7. Staging Task Output Data
Upon completion, tasks often create some amount of data. We have seen in Obtaining Task Details how we can inspect the task’s stdout string, but that will not be useful beyond the most trivial workloads. This section shows how to stage the output data of tasks back to the RP application, and/or to arbitrary storage locations and devices.
In principle, output staging is specified as the input staging discussed in the previous section:
source: what files need to be staged from the context of the task that terminated execution
target: where should the files be staged to
action: how should files be staged.
Note that in this example we specify the output file name to be changed to a unique name during staging:
for i in range(0, n):
cud.executable = '/bin/cp'
cud.arguments = ['-v', 'input.dat', 'output.dat']
cud.input_staging = ['input.dat']
cud.output_staging = {'source': 'output.dat',
'target': 'output_%03d.dat' % i,
'action': rp.TRANSFER}
7.1. Running the Example
Below is an example application which uses the code block above.
We start by importing the radical.pilot module and initializing the reporter facility used for printing well formatted runtime and progress information.
[1]:
import os
import sys
verbose = os.environ.get('RADICAL_PILOT_VERBOSE', 'REPORT')
os.environ['RADICAL_PILOT_VERBOSE'] = verbose
import radical.pilot as rp
import radical.utils as ru
report = ru.Reporter(name='radical.pilot')
report.title('Getting Started (RP version %s)' % rp.version)

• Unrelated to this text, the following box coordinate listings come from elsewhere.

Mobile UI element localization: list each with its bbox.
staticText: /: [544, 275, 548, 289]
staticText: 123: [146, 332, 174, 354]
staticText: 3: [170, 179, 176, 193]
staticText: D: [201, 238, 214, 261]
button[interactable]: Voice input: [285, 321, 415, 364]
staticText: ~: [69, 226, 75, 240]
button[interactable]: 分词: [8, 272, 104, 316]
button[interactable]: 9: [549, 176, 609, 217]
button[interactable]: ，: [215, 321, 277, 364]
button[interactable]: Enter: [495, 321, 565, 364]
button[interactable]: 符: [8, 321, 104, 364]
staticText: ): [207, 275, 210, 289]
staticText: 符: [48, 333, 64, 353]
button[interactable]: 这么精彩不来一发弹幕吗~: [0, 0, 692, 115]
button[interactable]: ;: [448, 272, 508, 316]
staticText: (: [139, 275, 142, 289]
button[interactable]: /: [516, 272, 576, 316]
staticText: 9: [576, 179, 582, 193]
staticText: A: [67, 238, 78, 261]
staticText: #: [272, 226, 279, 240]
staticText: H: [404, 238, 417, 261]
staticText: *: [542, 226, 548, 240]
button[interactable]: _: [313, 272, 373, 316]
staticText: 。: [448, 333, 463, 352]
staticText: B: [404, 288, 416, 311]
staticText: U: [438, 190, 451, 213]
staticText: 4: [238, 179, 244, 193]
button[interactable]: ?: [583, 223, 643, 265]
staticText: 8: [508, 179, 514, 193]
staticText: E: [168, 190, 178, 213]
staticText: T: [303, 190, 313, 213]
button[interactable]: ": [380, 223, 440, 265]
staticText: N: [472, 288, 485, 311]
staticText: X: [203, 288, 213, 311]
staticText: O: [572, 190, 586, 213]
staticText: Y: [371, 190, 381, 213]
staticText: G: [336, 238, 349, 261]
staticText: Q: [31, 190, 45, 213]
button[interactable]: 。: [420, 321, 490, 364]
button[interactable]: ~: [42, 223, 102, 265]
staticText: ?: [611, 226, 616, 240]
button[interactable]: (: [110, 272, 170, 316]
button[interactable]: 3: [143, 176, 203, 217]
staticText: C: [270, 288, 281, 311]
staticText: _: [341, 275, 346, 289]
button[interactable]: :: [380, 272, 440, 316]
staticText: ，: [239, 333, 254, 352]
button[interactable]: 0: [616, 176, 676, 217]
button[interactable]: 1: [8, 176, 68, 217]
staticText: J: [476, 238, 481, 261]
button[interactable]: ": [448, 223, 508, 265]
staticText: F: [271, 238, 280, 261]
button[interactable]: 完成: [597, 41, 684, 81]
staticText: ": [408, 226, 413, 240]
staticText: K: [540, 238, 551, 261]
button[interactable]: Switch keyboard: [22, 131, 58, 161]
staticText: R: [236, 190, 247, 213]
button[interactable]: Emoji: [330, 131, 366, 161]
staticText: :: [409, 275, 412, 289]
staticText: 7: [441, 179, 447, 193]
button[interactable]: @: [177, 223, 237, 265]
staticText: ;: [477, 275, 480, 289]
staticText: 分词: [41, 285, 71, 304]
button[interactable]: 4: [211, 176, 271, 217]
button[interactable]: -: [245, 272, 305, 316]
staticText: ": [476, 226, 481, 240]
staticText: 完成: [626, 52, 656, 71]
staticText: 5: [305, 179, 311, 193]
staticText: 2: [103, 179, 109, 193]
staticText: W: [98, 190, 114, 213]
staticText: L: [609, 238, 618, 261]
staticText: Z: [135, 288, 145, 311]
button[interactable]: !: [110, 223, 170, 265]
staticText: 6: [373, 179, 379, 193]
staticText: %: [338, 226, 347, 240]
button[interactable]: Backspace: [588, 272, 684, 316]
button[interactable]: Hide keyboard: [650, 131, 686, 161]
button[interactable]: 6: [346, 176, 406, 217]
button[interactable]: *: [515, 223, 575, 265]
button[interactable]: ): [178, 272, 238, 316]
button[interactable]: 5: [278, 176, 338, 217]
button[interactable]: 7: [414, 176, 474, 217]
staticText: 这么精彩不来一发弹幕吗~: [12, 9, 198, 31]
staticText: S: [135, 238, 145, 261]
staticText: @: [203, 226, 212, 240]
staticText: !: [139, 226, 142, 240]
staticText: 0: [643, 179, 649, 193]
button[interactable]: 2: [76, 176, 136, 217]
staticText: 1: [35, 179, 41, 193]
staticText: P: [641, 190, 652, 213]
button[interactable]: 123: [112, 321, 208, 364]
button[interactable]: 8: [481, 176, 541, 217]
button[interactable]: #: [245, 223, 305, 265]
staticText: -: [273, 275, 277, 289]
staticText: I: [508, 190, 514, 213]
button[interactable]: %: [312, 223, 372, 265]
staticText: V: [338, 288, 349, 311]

================================================================================
Getting Started (RP version 1.18.1)
================================================================================
We will now import the dotenv module for fetching our environment variables. To create a new Session, you need to provide the URL of a MongoDB server which we will fetch from our .env file.
We will set the resource value to ‘local.localhost’. Using a resource key other than local.localhost implicitly tells RADICAL-Pilot that it is targeting a remote resource.
[2]:
from dotenv import load_dotenv
load_dotenv()
RADICAL_PILOT_DBURL = os.getenv("RADICAL_PILOT_DBURL")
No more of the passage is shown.